February 22, 2011|By Don Markus, The Baltimore Sun

Nine months after police charged him with having sex with one of his students, Charles Ray Moore walked out of Howard County Circuit Court on Tuesday with hopes of resuming his teaching career.

Charges against the former Atholton High School JROTC instructor were dropped after prosecutors said they had no plan to retry Moore after a November mistrial on charges of fourth-degree sex offense and having sex with a minor student in his authority.

Despite his ordeal, Moore is adamant that he wants to return to Atholton and to the JROTC program there.

Moore said he "would have no problem going back to Atholton because I know what I did, and I haven't done anything. I should be able to go back to that same school and still make a difference."

A strong faith and the unwavering support of his family and friends — along with a steadfast belief in his own innocence — helped him persevere after he was charged, Moore said. He spent the past nine months "in prayer," he said, and occasionally wondering what might happen if he were to be convicted of a crime he says he didn't commit.

"It was pretty trying … it may have crossed my mind once or twice 'What if','" Moore said Tuesday in an interview in his attorney's office. "But I had to get my mind back focused 100 percent — and then some — in the Lord that he would see me through this."

Now he's focused on returning to a job he considers to be a calling.

In May, Moore was accused of having sex with a 17-year-old former Atholton student who told police that Moore had taken her into a storage closet on consecutive days, kissing and fondling her and eventually having sex with her.

During a trial, which ended in a hung jury, it was revealed that Moore's accuser had changed her story, and that handprints belonging to the young woman and traces of semen that did not match Moore's DNA were found by police technicians in the storage room.

Because of the inconsistencies in her testimony, and because no physical evidence tied to Moore was found in the closet, State's Attorney Dario J. Broccolino said last week that he would not re-try the case.

Wayne Kirwan, a spokesman for Broccolino, said Tuesday that Moore's accuser, now 18 and a student at Howard Community College, "concurred" with the decision to drop the charges against Moore.

Neither Moore's accuser nor her mother, who testified at Moore's trial, could be reached for comment.

It is not clear whether Moore will be allowed to return to Atholton, which serves as a magnet program for JROTC throughout the county.

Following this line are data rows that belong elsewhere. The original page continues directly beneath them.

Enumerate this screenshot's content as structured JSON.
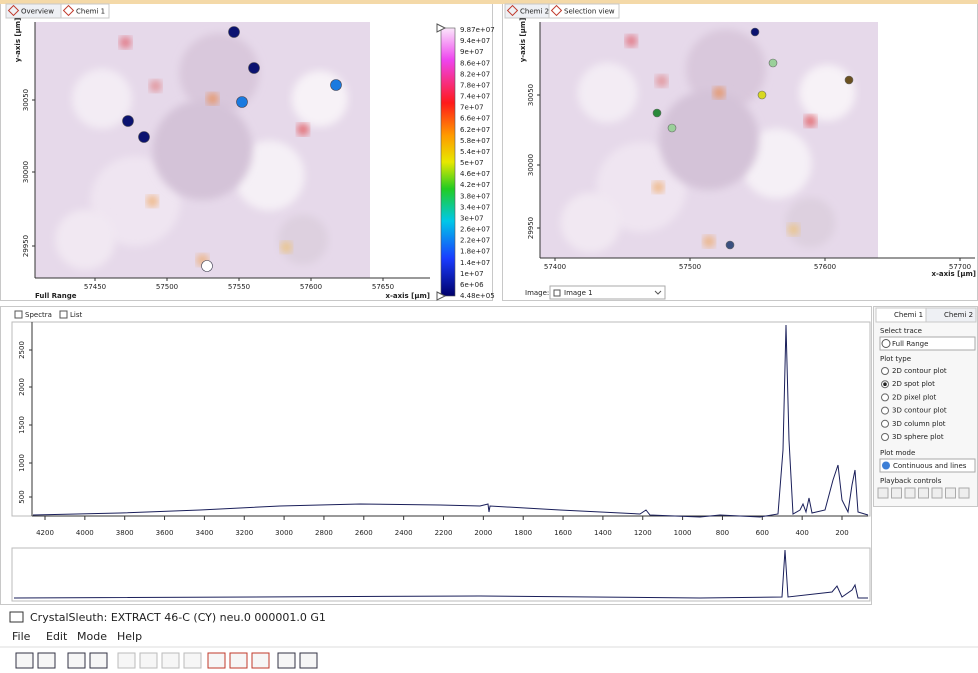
{
  "left_panel": {
    "tabs": [
      "Overview",
      "Chemi 1"
    ],
    "y_axis_label": "y-axis [µm]",
    "x_axis_label": "x-axis [µm]",
    "x_ticks": [
      "57450",
      "57500",
      "57550",
      "57600",
      "57650"
    ],
    "y_ticks": [
      "30050",
      "30000",
      "29950"
    ],
    "range_label": "Full Range",
    "colorbar_labels": [
      "9.87e+07",
      "9.4e+07",
      "9e+07",
      "8.6e+07",
      "8.2e+07",
      "7.8e+07",
      "7.4e+07",
      "7e+07",
      "6.6e+07",
      "6.2e+07",
      "5.8e+07",
      "5.4e+07",
      "5e+07",
      "4.6e+07",
      "4.2e+07",
      "3.8e+07",
      "3.4e+07",
      "3e+07",
      "2.6e+07",
      "2.2e+07",
      "1.8e+07",
      "1.4e+07",
      "1e+07",
      "6e+06",
      "4.48e+05"
    ]
  },
  "right_panel": {
    "tabs": [
      "Chemi 2",
      "Selection view"
    ],
    "y_axis_label": "y-axis [µm]",
    "x_axis_label": "x-axis [µm]",
    "x_ticks": [
      "57400",
      "57500",
      "57600",
      "57700"
    ],
    "y_ticks": [
      "30050",
      "30000",
      "29950"
    ],
    "image_label": "Image:",
    "image_select": "Image 1"
  },
  "spectra_panel": {
    "tabs": [
      "Spectra",
      "List"
    ],
    "x_ticks": [
      "4200",
      "4000",
      "3800",
      "3600",
      "3400",
      "3200",
      "3000",
      "2800",
      "2600",
      "2400",
      "2200",
      "2000",
      "1800",
      "1600",
      "1400",
      "1200",
      "1000",
      "800",
      "600",
      "400",
      "200"
    ],
    "y_ticks": [
      "500",
      "1000",
      "1500",
      "2000",
      "2500"
    ]
  },
  "sidebar": {
    "tabs": [
      "Chemi 1",
      "Chemi 2"
    ],
    "select_trace_label": "Select trace",
    "trace": "Full Range",
    "plot_type_label": "Plot type",
    "plot_types": [
      "2D contour plot",
      "2D spot plot",
      "2D pixel plot",
      "3D contour plot",
      "3D column plot",
      "3D sphere plot"
    ],
    "plot_mode_label": "Plot mode",
    "plot_mode": "Continuous and lines",
    "playback_label": "Playback controls"
  },
  "window": {
    "title": "CrystalSleuth: EXTRACT 46-C (CY) neu.0 000001.0 G1",
    "menu": [
      "File",
      "Edit",
      "Mode",
      "Help"
    ]
  }
}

Moore, who was suspended without pay at the time of his arrest, would have to be reinstated by the superintendent of Howard County schools.

A spokeswoman for the school system could not be reached for comment.

Geoffrey Easterling, a former JROTC student of Moore's at Atholton who now attends West Point, said in a telephone interview Tuesday that he was neither surprised by the charges being dropped nor that Moore would like to return to his former school.

"Prior to [the charges], everything about Sergeant Moore at Atholton had been positive," said Easterling, one of three former Atholton students who attend the U.S. Military Academy. "He was there for four years and put six kids into the major service academies, and two of them are the highest-ranking kid in their brigade."

Moore said that he plans to change the way he deals with students in the future. Specifically, he will never again give his home telephone number or cell phone number to students, as he used to.

"How many kids that really need assistance or help will lose out because I can't do that because of the allegations that were brought up against me?" Moore said.

Moore said that he is "mentally ready" to resume his career, ending the interview by saying, "I need to go on with my life now."